I could smell the fresh, clean scent coming from the other side. That promise of someplace better tantalised me, tortured me until I was collapsing of agony.
I pleaded for the gardenkeeper (how could a wondrous place like that not have someone tending to its wellbeing?) to let me in, to bring me over the wall into the promise of happiness and dreams.
I didn’t get a response.
After a while, I got bored of this little game. I turned on my heel and walked away, deciding to deal with my current life. The garden was too alluring a place, a place just out of my reach.
But some days, it was too much. Some days, I longed for that magnificent stretch of tranquil greenery. The one place that smelt like home.
I wasn’t used to this; trying to face my world instead of trying to escape to a better place. Sometimes, it made me feel strong. Sometimes, I felt like I could have a place in this world. That elusive little garden over the wall was pushed to the back of my mind.
Never truly forgotten, but out of the way as much as I could deal with.

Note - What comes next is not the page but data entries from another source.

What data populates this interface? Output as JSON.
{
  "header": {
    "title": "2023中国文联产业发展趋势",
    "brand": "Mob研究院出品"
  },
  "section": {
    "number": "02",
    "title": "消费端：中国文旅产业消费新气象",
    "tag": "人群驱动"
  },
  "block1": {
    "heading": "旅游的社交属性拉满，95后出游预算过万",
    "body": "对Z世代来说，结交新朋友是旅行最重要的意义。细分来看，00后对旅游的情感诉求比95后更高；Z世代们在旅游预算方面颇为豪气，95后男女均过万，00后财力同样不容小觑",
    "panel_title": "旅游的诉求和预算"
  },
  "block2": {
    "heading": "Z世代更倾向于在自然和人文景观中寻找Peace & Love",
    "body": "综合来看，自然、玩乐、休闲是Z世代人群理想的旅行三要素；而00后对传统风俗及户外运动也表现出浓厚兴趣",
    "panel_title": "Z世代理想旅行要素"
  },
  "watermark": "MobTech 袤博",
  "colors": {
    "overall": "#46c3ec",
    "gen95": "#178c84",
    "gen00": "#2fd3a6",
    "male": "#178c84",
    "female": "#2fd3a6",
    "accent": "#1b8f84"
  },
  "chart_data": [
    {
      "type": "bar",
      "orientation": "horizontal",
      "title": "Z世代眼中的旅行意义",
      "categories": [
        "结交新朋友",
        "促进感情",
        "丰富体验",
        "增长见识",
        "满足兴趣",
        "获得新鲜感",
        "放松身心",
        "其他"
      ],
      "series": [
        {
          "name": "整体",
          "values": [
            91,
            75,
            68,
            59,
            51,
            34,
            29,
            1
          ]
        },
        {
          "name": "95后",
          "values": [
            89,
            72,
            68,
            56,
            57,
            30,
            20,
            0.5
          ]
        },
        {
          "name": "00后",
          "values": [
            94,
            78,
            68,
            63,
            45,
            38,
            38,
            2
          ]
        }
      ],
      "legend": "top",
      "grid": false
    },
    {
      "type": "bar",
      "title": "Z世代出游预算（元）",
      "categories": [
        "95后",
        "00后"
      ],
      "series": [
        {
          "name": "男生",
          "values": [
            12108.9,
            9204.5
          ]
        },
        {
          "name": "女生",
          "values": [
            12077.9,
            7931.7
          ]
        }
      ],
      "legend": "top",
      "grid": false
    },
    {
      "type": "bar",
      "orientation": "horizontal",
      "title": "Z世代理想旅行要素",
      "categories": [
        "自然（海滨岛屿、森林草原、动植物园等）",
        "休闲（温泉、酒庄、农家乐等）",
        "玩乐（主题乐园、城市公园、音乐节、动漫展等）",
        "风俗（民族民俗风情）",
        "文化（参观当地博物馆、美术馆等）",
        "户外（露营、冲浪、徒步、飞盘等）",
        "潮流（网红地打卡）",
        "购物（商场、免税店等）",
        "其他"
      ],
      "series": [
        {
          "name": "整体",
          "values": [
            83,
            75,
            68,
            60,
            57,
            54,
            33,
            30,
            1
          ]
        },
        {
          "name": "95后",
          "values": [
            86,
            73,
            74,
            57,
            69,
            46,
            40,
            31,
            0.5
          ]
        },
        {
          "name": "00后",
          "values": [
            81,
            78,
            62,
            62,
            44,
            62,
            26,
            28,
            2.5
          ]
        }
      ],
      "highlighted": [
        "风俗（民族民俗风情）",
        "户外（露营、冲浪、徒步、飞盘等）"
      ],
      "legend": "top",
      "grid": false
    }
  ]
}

But sometimes, I wasn’t strong. Sometimes, I returned to the shadowy barrier and tried. I scrambled up until my knees were scraped and my elbows were shaking with the exertion.
I fell.
I always fell.
No matter how hard I tried.
It didn’t matter whether I was panting and wheezing or just lightly breathing.
I always fell.
Always.
It wasn’t fair. Some days, I could hear the airy laughter and glittering chatter from over the wall. They had been let in. Let over. Why couldn’t I? Did the gardenkeeper have something against me? Didn’t he want me to be in a better place? Didn’t he like me?
He wouldn’t be the first.
The wall was plaguing my mind. Taking over my every thought. I couldn’t eat, I couldn’t sleep. I couldn’t even breathe when the wall was on my mind. I wanted that garden.
I needed the garden.
Facing my world was too much. I decided to end it, once and for all. With a steady breath, I tensed my muscles. I prepared to leap into the unknown and over the wall, into the secret garden.
I jumped.
I made it.
I was finally over that wretched wall.
Inside the garden.
It was everything that I’d dreamed it would be. Sparkling with colour and life. Transparent people stared at me from their various positions.
Then the gardenkeeper (I knew it was him, he exuded power and radiance) looked at me with warm amber eyes. Lifting his chin, he spoke.
“You shouldn’t be here.”
-------------------------------------
The broken body lay slumped in the bathroom, half leaning on the mahogany cupboard. She’d been depressed for weeks, but no one had thought much of it. The faint scars on her wrists, ignored.
And now it was too late.
Her once bright green eyes stared at seemingly nothing. A glassy, vacant stare. Blood leaked out of the gash on her wrist, pooling on the stark white tile and matting in her long brown hair.
Her lips were twisted into a final, triumphant smile.